Pour ce qui est de l'aval, il s'agit de la baisse des prix où l'innovation entrera comme composante. Par cette baisse des prix, on aura différents phénomènes telles l'expansion de la taille du marché, celle de l'investissement et du progrès technique dans la branche concernée.

Pour les raisons évoquées, l'innovation influencera la croissance économique selon cette mouvance (exemple de la chimie qui a une influence considérable dans le secteur du textile).

 

 

2.2 L'approche en terme de découpage évolutionniste de Rostow

 

 

Walt Whitman Rostow, économiste américain, a établi un découpage dans lequel il explique que toute société passe successivement par cinq étapes dans son processus de croissance. L'innovation y apparaît comme une explication non seulement du processus de croissance mais aussi de sa longévité. Les cinq phases définies par Rostow sont les suivantes :

- la société traditionnelle,

- les conditions préalables au démarrage,

- le démarrage,

- le progrès vers la maturité,

- l'ère de la consommation de masse.

Le premier état est caractérisé par une fonction de production limitée, des limites en terme de productivité ainsi que par un manque relatif de connaissances scientifiques et de technologies modernes permettant de dépasser les seuils de production existants (= Europe médiévale).

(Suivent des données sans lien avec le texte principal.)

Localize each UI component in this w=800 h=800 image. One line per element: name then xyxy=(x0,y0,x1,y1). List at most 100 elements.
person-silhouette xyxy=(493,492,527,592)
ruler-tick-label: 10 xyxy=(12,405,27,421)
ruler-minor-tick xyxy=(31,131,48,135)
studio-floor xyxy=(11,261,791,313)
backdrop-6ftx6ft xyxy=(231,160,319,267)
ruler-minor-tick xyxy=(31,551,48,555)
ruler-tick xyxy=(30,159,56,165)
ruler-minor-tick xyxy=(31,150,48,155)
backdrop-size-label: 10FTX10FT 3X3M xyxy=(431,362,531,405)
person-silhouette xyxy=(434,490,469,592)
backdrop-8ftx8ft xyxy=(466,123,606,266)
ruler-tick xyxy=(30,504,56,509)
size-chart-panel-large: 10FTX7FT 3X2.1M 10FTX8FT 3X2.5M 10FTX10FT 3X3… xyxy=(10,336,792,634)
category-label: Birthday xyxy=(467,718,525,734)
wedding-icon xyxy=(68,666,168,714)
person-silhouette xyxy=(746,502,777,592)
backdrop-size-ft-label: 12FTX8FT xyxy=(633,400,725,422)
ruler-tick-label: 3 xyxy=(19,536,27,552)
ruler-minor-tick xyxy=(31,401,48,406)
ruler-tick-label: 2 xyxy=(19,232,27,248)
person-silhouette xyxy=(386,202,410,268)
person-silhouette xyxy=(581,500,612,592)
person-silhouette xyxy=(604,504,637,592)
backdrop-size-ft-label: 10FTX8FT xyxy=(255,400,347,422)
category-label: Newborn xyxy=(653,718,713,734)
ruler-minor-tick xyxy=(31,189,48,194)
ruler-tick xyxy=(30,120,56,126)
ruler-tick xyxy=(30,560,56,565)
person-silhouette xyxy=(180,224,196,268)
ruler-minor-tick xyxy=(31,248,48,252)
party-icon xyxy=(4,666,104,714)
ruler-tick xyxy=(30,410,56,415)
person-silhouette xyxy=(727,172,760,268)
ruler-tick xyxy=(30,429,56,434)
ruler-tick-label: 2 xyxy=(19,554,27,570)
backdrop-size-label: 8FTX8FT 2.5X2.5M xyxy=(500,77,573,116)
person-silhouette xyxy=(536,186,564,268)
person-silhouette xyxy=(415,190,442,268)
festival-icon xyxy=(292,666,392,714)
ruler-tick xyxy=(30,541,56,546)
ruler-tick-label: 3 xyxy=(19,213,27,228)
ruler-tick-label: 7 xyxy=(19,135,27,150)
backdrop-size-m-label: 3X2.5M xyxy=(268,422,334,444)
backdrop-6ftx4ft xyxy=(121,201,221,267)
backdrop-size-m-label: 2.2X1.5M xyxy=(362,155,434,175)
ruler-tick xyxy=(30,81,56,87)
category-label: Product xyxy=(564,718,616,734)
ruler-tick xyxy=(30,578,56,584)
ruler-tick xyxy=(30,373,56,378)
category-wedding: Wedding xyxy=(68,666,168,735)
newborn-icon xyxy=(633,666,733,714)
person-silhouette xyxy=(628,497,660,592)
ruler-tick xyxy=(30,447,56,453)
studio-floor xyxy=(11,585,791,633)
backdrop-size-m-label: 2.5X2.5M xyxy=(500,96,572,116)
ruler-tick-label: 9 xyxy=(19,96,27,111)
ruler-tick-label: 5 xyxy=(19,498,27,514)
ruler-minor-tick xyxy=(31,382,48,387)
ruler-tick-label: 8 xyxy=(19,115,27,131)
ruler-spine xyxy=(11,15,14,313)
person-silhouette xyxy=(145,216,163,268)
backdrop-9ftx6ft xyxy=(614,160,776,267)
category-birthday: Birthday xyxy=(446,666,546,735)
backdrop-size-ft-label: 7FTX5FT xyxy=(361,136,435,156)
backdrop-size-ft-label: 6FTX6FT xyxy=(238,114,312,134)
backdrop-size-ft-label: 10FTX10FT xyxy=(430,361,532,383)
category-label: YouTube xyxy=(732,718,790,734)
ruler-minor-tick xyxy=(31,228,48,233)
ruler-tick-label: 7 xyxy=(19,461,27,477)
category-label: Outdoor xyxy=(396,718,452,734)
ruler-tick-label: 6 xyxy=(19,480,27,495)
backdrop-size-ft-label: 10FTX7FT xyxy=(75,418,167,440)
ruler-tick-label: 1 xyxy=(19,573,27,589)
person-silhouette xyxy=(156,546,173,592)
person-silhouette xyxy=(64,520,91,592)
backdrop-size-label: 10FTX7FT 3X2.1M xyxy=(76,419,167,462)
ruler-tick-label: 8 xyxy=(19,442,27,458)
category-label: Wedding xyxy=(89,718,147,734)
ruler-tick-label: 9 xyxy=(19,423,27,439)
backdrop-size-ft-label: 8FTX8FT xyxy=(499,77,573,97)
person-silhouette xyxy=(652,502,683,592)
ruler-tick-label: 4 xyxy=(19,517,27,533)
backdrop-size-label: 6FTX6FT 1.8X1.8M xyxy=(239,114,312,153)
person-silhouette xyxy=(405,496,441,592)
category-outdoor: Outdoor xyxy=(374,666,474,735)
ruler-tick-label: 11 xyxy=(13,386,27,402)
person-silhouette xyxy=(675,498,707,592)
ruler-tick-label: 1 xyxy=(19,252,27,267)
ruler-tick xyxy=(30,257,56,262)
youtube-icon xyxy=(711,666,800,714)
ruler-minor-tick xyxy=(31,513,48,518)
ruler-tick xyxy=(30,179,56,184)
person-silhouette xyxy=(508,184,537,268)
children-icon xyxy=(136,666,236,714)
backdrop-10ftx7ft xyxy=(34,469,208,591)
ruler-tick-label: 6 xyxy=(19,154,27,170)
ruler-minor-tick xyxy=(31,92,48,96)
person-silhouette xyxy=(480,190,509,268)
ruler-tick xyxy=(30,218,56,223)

La seconde étape concerne les sociétés en voie de transition. Ce mouvement est rendu possible par les conquêtes de la science moderne qui donnent naissance à de nouvelles fonctions de production tant dans l'agriculture que dans l'industrie (= Europe de la fin du XVIIe siècle et du début du XVIIIe). Si on prend la Grande-Bretagne pour illustrer cette phase, on constate un certain nombre d'innovations émergées notamment dans le textile ("spinning jenny" de James Hargreavs, "mule jenny" de Samuel Crompton, etc...).

Le démarrage, quant à lui, présente les caractéristiques suivantes :

- phase pendant laquelle la croissance est un phénomène normal,

- accélération des innovations,

- développement rapide des industries nouvelles,

- les nouvelles techniques se répandent dans l'agriculture et dans l'industrie.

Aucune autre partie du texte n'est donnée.